- Irish release poster
- Directed by: Mark O'Connor
- Written by: John Connors; Mark O'Connor;
- Story by: John Connors
- Starring: John Connors; Damien Dempsey; Fíonna Hewitt Twamley; Kierston Wareing; Gemma-Leah Devereux; Kyle Bradley Donaldson; Lydia McGuinness;
- Production companies: Five Knight Films Limited; EGG Post Production; Stalker Films; Teach Solais;
- Distributed by: Wildcard Distribution (Ireland)
- Release dates: 22 April 2017 (Newport); 16 June 2017 (Ireland);
- Running time: 92 minutes
- Country: Ireland
- Language: English

= Cardboard Gangsters =

Cardboard Gangsters is a 2017 Irish crime film set in Darndale, Coolock, Dublin. It was funded by Broadcasting Authority of Ireland.

== Plot ==
The film follows Jay and his friends as they attempt to take control of the Darndale drug trade from Murphy, who has controlled the Darndale drug trade for the last 30 years.

24 year old Jayson "Jay" Connelly, who lives with his friends in Darndale, Coolock with his friends Dano, Glenner and Cobbie; learns he is cut off from unemployment benefits due to a recent DJing gig. To make matters worse, he finds out his mother has been taking loans from Derra Murphy, the local crime lord, to pay for her debts and bills. Jay and his friends begin procure and deal drugs on Darndale territory, spiting Derra. All the while, Jay strikes up a relationship with Kim Murphy, Derra's wife, which ruins his budding relationship with Sarah, his girlfriend.

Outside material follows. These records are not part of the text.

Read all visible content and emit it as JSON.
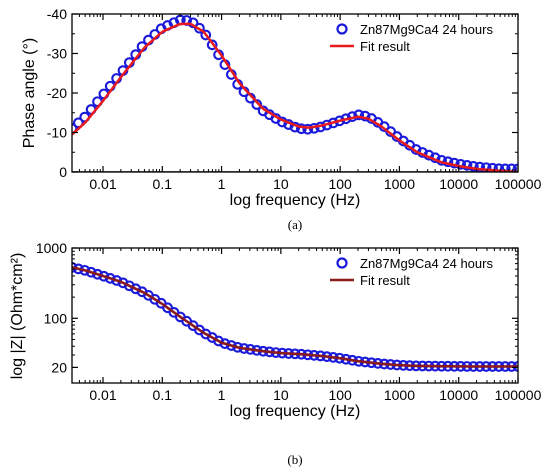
{
  "chart_data": [
    {
      "type": "line",
      "panel_label": "(a)",
      "xlabel": "log frequency (Hz)",
      "ylabel": "Phase angle (°)",
      "x_scale": "log",
      "xlim": [
        0.003,
        100000
      ],
      "ylim": [
        0,
        -40
      ],
      "x_ticks": [
        "0.01",
        "0.1",
        "1",
        "10",
        "100",
        "1000",
        "10000",
        "100000"
      ],
      "y_ticks": [
        "-40",
        "-30",
        "-20",
        "-10",
        "0"
      ],
      "zero_line": true,
      "legend_position": "top-right",
      "colors": {
        "measured": "#1a1adb",
        "fit": "#e8191c"
      },
      "x": [
        0.003,
        0.005,
        0.01,
        0.02,
        0.05,
        0.1,
        0.2,
        0.3,
        0.5,
        1,
        2,
        5,
        10,
        20,
        30,
        50,
        100,
        200,
        300,
        500,
        1000,
        2000,
        5000,
        10000,
        20000,
        50000,
        100000
      ],
      "series": [
        {
          "name": "Zn87Mg9Ca4 24 hours",
          "style": "markers",
          "values": [
            -11,
            -14,
            -19.5,
            -25,
            -32.5,
            -36.5,
            -38.5,
            -38.3,
            -35.5,
            -28.5,
            -21.5,
            -15.5,
            -12.8,
            -11,
            -10.8,
            -11.5,
            -13,
            -14.5,
            -14,
            -12,
            -8.5,
            -5.5,
            -3,
            -2,
            -1.3,
            -0.8,
            -0.8
          ]
        },
        {
          "name": "Fit result",
          "style": "line",
          "values": [
            -9.5,
            -12.5,
            -18,
            -24,
            -31.5,
            -35.5,
            -37.5,
            -37.5,
            -35.5,
            -29.5,
            -22.5,
            -16,
            -13.3,
            -11.5,
            -11.2,
            -11.8,
            -13,
            -14,
            -13.5,
            -11.5,
            -8,
            -5,
            -2.5,
            -1.5,
            -0.8,
            -0.3,
            0
          ]
        }
      ]
    },
    {
      "type": "line",
      "panel_label": "(b)",
      "xlabel": "log frequency (Hz)",
      "ylabel": "log |Z| (Ohm*cm²)",
      "x_scale": "log",
      "y_scale": "log",
      "xlim": [
        0.003,
        100000
      ],
      "ylim": [
        12,
        1000
      ],
      "x_ticks": [
        "0.01",
        "0.1",
        "1",
        "10",
        "100",
        "1000",
        "10000",
        "100000"
      ],
      "y_ticks": [
        "20",
        "100",
        "1000"
      ],
      "legend_position": "top-right",
      "colors": {
        "measured": "#1a1adb",
        "fit": "#8b1a1a",
        "error_band": "#e060e0"
      },
      "x": [
        0.003,
        0.005,
        0.01,
        0.02,
        0.05,
        0.1,
        0.2,
        0.5,
        1,
        2,
        5,
        10,
        20,
        50,
        100,
        200,
        500,
        1000,
        2000,
        5000,
        10000,
        20000,
        50000,
        100000
      ],
      "series": [
        {
          "name": "Zn87Mg9Ca4 24 hours",
          "style": "markers",
          "values": [
            530,
            480,
            400,
            330,
            230,
            160,
            105,
            62,
            45,
            38,
            34,
            32,
            31,
            29,
            27,
            24.5,
            22.5,
            21.5,
            21,
            20.8,
            20.7,
            20.6,
            20.6,
            20.6
          ]
        },
        {
          "name": "Fit result",
          "style": "line",
          "values": [
            530,
            480,
            400,
            330,
            230,
            160,
            105,
            62,
            45,
            38,
            34,
            32,
            31,
            29,
            27,
            24.5,
            22.5,
            21.5,
            21,
            20.8,
            20.7,
            20.6,
            20.6,
            20.6
          ]
        }
      ]
    }
  ]
}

Kim is beaten to a pulp over her affair with Jay. Derra invites Jay over to his house with a job offer, only to be rebuffed by Jay at gunpoint. Enraged by the insult, Sean Murphy, Derra's hotheaded son, murders Cobbie in response. Jay and his crew retaliate by kidnapping and killing Sean. Glenner flees the suburbs, leaving Dano and Jay behind. Derra and his crew hunt down and kill Dano as Jay takes his family and Sarah, pregnant with their child, on the run. While at the airport, Jay receives a phone call from Kim, asking him to rescue her from the Murphy household. Allowing Sarah and his mum to go first, Jay goes back to pick Kim up out of guilt. It turns out to be a trap: Kim betrays him to Derra's gang for murdering her son. Jay is taken to the lake where he killed Sean and executed, the last thing he sees being the plane taking his loved ones to safety.

==Cast==
- John Connors as Jayson "Jay" Connolly
- Fionn Walton as Dano
- Paul Alwright as Glenner
- Ryan Lincoln as Cobbie
- Jimmy Smallhorne as Derra Murphy
- Ciaran McCabe as Sean Murphy
- Damien Dempsey as Curly Murphy
- Fíonna Hewitt Twamley as Angela Connolly
- Kierston Wareing as Kim Murphy
- Gemma-Leah Devereux as Roisin
- Kyle Bradley Donaldson as Stephen Kelly
- Lydia McGuinness as Christina
- Toni O'Rourke as Sarah
- Stephen Clinch as Ross Kelly
- Mark O'Connor as Frightened Hood

== Production ==
John Connors wrote the original script for the film and asked Mark O'Connor. who he had previously worked with on Stalker and King of the Travellers to come on the project as a Director. O'Connor agreed to direct the film if he could do a re-write of the script, which Connors agreed to. The film was shot in Darndale.

Connors was friends with several local Dublin rappers, such as Lethal Dialect and God Creative, who agreed for their music to be used in the films score. The film's entire budget (€300,000) was funded by the BAI's Sound and Vision Fund in 2016.

==Reception==
On the review aggregator website Rotten Tomatoes, the film holds an approval rating of 94% based on 18 reviews. Moreover, it earned €550,000 at the national box office and became the most viewed Irish film of 2017.